A very common example we will use in part 2 is to request the web-browser to load a document from a web-server. Because of the nature of the internet, this could take some time (perhaps noticeable seconds), so we don’t want our entire program to halt while this happens. Instead, we can write a function that will be automatically executed when the file has loaded, and have it process the content of the file for us.

Another common example is the idea of an “event handler” where we can write code to respond to certain events occuring such as a mouse click on a button.

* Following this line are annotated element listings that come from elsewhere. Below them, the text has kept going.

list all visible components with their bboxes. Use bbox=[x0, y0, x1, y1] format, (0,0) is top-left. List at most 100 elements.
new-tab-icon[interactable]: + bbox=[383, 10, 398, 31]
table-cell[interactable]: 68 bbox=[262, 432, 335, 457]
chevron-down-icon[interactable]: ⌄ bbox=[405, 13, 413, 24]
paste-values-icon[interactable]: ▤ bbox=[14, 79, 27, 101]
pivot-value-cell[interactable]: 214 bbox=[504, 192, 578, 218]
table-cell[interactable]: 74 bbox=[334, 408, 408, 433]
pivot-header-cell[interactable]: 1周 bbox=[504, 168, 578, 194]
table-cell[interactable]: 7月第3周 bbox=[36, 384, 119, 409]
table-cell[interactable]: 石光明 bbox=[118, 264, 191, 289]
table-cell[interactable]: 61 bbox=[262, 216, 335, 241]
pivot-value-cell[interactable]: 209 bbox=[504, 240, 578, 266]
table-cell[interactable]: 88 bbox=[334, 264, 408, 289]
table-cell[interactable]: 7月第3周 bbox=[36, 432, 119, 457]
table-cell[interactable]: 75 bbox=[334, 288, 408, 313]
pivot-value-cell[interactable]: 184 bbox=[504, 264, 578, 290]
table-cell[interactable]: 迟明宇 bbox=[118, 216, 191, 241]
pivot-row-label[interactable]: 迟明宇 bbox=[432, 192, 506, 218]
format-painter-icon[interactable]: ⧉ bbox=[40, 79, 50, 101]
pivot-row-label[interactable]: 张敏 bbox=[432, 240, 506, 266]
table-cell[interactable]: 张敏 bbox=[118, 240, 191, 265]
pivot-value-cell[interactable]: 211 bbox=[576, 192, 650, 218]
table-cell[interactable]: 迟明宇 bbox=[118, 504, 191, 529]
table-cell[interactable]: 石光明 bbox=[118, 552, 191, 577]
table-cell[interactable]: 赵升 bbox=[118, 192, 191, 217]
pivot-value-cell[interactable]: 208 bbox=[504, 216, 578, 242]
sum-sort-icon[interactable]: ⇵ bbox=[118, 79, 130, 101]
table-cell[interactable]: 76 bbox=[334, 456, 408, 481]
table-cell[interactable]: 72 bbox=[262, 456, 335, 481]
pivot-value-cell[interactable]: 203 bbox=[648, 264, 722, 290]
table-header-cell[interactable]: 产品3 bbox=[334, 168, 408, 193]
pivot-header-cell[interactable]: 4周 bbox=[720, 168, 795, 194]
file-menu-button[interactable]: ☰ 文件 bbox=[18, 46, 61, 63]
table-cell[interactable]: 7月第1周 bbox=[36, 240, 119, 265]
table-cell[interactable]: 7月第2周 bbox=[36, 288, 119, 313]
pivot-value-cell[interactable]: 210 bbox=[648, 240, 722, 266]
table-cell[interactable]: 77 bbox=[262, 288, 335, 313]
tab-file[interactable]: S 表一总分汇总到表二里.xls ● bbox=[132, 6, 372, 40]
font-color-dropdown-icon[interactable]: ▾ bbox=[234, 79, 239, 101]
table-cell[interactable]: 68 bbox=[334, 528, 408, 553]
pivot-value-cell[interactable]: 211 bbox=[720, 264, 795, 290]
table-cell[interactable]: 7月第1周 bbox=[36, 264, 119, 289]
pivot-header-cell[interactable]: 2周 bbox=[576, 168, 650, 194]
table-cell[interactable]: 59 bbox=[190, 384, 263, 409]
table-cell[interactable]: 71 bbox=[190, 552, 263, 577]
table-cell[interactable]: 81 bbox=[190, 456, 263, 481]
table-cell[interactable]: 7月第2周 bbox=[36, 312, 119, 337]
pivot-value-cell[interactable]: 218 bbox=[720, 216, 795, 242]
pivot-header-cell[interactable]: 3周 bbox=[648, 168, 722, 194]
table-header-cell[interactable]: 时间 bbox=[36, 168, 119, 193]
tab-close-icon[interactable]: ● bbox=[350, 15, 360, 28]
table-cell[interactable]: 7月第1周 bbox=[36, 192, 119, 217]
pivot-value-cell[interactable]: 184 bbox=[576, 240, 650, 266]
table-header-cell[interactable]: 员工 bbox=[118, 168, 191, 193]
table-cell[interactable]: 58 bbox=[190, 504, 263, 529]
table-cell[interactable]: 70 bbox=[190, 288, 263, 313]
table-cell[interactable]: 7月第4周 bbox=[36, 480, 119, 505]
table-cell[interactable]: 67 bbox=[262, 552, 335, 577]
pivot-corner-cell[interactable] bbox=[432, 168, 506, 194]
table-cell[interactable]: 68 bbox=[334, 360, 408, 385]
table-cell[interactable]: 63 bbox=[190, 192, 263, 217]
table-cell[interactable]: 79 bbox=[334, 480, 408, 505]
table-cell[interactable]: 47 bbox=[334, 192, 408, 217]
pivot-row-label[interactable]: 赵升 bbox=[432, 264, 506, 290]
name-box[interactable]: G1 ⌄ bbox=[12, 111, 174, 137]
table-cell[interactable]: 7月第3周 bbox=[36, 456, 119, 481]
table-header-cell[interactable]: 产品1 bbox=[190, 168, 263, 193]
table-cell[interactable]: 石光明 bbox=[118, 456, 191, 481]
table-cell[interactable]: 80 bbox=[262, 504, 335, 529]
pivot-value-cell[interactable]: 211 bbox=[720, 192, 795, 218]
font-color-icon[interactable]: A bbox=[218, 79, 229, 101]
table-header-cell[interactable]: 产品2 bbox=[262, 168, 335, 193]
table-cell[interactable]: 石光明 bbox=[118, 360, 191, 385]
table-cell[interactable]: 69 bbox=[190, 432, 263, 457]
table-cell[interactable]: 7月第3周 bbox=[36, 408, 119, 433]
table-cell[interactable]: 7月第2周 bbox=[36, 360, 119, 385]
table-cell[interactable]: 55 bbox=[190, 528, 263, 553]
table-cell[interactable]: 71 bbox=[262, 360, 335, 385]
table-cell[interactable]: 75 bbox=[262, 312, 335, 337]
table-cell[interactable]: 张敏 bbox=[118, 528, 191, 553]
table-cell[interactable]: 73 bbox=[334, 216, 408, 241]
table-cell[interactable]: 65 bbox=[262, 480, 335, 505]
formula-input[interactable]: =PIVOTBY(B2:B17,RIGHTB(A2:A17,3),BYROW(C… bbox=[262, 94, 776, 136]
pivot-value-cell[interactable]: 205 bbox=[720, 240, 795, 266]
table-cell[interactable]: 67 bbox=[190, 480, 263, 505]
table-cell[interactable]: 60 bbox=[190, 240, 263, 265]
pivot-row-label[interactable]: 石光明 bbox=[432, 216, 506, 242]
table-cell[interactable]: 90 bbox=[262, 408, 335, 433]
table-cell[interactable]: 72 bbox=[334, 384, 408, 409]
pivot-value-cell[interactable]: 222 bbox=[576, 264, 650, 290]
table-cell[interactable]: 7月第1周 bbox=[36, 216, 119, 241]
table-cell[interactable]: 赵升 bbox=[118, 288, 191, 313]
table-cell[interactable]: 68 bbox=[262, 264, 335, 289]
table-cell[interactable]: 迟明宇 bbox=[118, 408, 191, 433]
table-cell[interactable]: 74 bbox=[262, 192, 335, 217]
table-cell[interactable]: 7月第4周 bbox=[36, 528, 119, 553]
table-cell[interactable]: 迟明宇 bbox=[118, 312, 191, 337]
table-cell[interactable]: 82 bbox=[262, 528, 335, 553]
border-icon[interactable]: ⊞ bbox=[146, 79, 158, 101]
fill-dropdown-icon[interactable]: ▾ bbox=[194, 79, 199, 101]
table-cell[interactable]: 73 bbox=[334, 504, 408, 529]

Callbacks and promises are two different ways that Javascript can achieve this. Callbacks are older way but you will still see them in use a lot. Promises have been built in to Javascript for several years now though as well. It’ll be important to be familiar with the basic structure of both.

Let’s start by looking at callbacks. One way we might use a call back is through setting up clock timers. Javascript has built in functions for this that work with the concept of callbacks called setTimeout() and setInterval(). Lets take a look:

The setInterval() function below, will call the tickTock() function once a second (every 1000 milliseconds)

function tickTock() {
    count = count + 1;
    console.log( count + " seconds have lapsed since this started.");
}

let count = 0;
setInterval( tickTock, 1000 );

The setTimeout() function is slightly different in that it will only execute one instead of continually like the setInterval() one.

function reply() {
    console.log( "Oh sorry, were you talking to me?" );
}

console.log("Hello are you there?");
setTimeout( reply, 5000 );     // 5 second delay

The setInterval() can be stopped by saving a value it provides when you start it running and supplying it to clearInterval() as shown below.

function tickTock() {
    count = count + 1;
    console.log( count + " seconds have lapsed since this started.");
    if (count >= 10) {
        console.log("I'm pretty tired. I think I'll go home now.");
        clearInterval( interval_key );
    }
}

let count = 0;
let interval_key = setInterval( tickTock, 1000 );

Exercise: Can you make a program that will act as a count-down timer? Have it ask the user how many seconds they want to count down, and then give a running countdown until zero at which point it gives an alert("Times up!"); and then stops the countdown.